Ken tersenyum simpul lalu menyapukan pandangan diantara pelayan-pelayan rumah yang berdiri, seperti mencari sosok lain disana.

"adikmu belum pulang."

"Aku penasaran bagaimana rupa adikku."

"Oh..dia sangat lah cantik, seperti ibunya."

Ed tampak bersalah ketika tak sengaja menyinggung hal tersebut, namun Ken melebarkan senyuman bermaksud melegakan ayahnya.

"lalu dimana ibunya yang cantik itu?" sorot mata Ed berubah sendu ketika Ken menanyakan perihal tersebut. Ken pun menyesali kepulangannya yang terlambat ke tanah kelahirannya.

Wanita itu ternyata sudah meninggal dua tahun yang lalu karena kanker. Ken tak pernah menerima berita kematiannya. Ia mengadu geraham geram sebab merasa kepulangannya menjadi suatu hal yang sia-sia.

Wajah ayahnya bukan hal yang pertama kali terbayang dibenak Ken saat mengakhiri perjalanan udara yang melelahkan. 17 jam waktu Ken dalam pesawat diisi dengan bersiasat membalaskan sakit hati yang masih menghinggapinya sampai detik ini. Sebaliknya, sejak seminggu yang lalu Ed sudah menunggu hari ini. Begitu antusias tatkala segenap hatinya dihinggapi rindu yang mengebu-ebu.

Ken menyimpan motif sendiri dibalik kepulangannya kerumah.

Cukup lama keduanya menghabiskan waktu dengan obrolan yang sekedar basa-basi semata bagi Ken. Dan nama Naya nyaris selalu terdengar di setiap kalimat yang tertutur dari bibir Ed.

"Naya.." tanpa sadar Ken mengulang nama itu dihadapan Ed diiringi sepintas senyum.
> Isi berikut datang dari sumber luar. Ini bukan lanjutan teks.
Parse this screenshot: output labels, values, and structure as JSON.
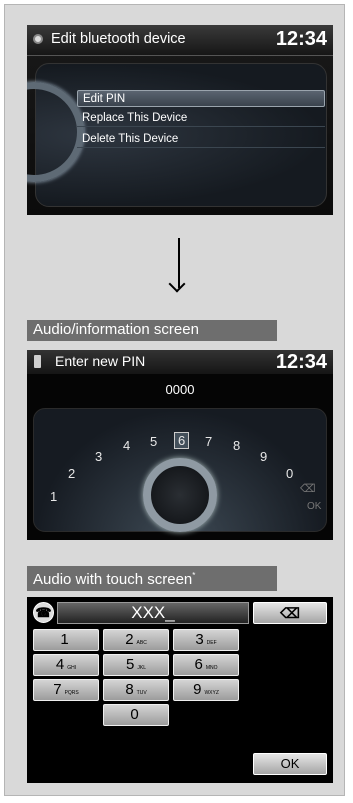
{
  "screen1": {
    "title": "Edit bluetooth device",
    "clock": "12:34",
    "menu": [
      "Edit PIN",
      "Replace This Device",
      "Delete This Device"
    ]
  },
  "label_audio_info": "Audio/information screen",
  "screen2": {
    "title": "Enter new PIN",
    "clock": "12:34",
    "pin_value": "0000",
    "dial_digits": [
      "1",
      "2",
      "3",
      "4",
      "5",
      "6",
      "7",
      "8",
      "9",
      "0"
    ],
    "selected_digit": "6",
    "ok_label": "OK"
  },
  "label_touch": "Audio with touch screen",
  "label_touch_mark": "*",
  "screen3": {
    "entry": "XXX_",
    "keys": [
      {
        "num": "1",
        "sub": ""
      },
      {
        "num": "2",
        "sub": "ABC"
      },
      {
        "num": "3",
        "sub": "DEF"
      },
      {
        "num": "4",
        "sub": "GHI"
      },
      {
        "num": "5",
        "sub": "JKL"
      },
      {
        "num": "6",
        "sub": "MNO"
      },
      {
        "num": "7",
        "sub": "PQRS"
      },
      {
        "num": "8",
        "sub": "TUV"
      },
      {
        "num": "9",
        "sub": "WXYZ"
      },
      {
        "num": "0",
        "sub": ""
      }
    ],
    "ok_label": "OK",
    "delete_glyph": "⌫",
    "phone_glyph": "☎"
  }
}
Ken berandai-andai bila saja ayahnya tahu isi kepalanya sekarang, ayahnya tak mungkin membalas dengan senyuman, wajah Ken pun tak mungkin seutuh ini.

***

Pintu kamar Naya tertutup rapat sama seperti saat terakhir ia meninggalkan rumah. Ken seenaknya masuk, sementara pemilik kamar bernuansa kuning muda itu tidak ditempat.
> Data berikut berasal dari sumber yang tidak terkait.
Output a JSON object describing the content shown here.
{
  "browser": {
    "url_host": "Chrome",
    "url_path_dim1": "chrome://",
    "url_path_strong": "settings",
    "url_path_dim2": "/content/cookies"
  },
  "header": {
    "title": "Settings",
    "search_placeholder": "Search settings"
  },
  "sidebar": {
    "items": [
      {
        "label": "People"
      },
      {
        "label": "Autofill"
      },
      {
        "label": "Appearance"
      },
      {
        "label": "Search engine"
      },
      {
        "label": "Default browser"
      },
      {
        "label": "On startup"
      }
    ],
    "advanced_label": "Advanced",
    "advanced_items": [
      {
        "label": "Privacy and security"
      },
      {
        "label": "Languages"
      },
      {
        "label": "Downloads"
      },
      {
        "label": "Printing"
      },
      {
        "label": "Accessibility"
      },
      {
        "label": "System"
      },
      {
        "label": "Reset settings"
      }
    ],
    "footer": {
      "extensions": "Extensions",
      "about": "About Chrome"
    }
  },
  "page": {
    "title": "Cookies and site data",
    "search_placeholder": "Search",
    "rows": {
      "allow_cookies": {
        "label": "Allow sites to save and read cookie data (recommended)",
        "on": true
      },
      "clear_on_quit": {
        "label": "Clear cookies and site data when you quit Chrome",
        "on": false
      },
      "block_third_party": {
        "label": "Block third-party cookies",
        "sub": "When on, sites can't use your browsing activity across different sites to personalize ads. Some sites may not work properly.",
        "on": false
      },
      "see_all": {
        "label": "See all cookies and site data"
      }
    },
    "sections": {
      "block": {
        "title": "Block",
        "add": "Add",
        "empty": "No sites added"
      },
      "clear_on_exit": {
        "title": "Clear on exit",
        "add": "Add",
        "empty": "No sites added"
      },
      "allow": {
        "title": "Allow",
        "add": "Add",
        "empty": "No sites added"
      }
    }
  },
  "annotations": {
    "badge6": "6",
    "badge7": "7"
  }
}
Kamar Naya tidak begitu luas, namun tampak demikian sebab terlalu banyak menyisakan ruang kosong. Tidak seperti kamar gadis-gadis kenalan Ken yang umumnya dipenuhi beragam barang kebutuhan wanita. Seperti koleksi tas, belum lagi seabrek perawatan wanita. Kamar itu hanya berisikan kasur tidur ukuran queen, sebuah lemari sliding,tiga buah ukiran kayu yang dimanfaatkan menjadi rak gantung dan sebuah meja rias. Ada hal lain yang membuat Ken mengerutkan jidat. Buntelan benang wol yang berserakan di lantai, kasur, bahkan diatas meja rias. Malahan, isi laci meja rias pun juga dipenuhi bola-bola wol. Ken tahu itu dari benang-benangnya yang berjuntai keluar.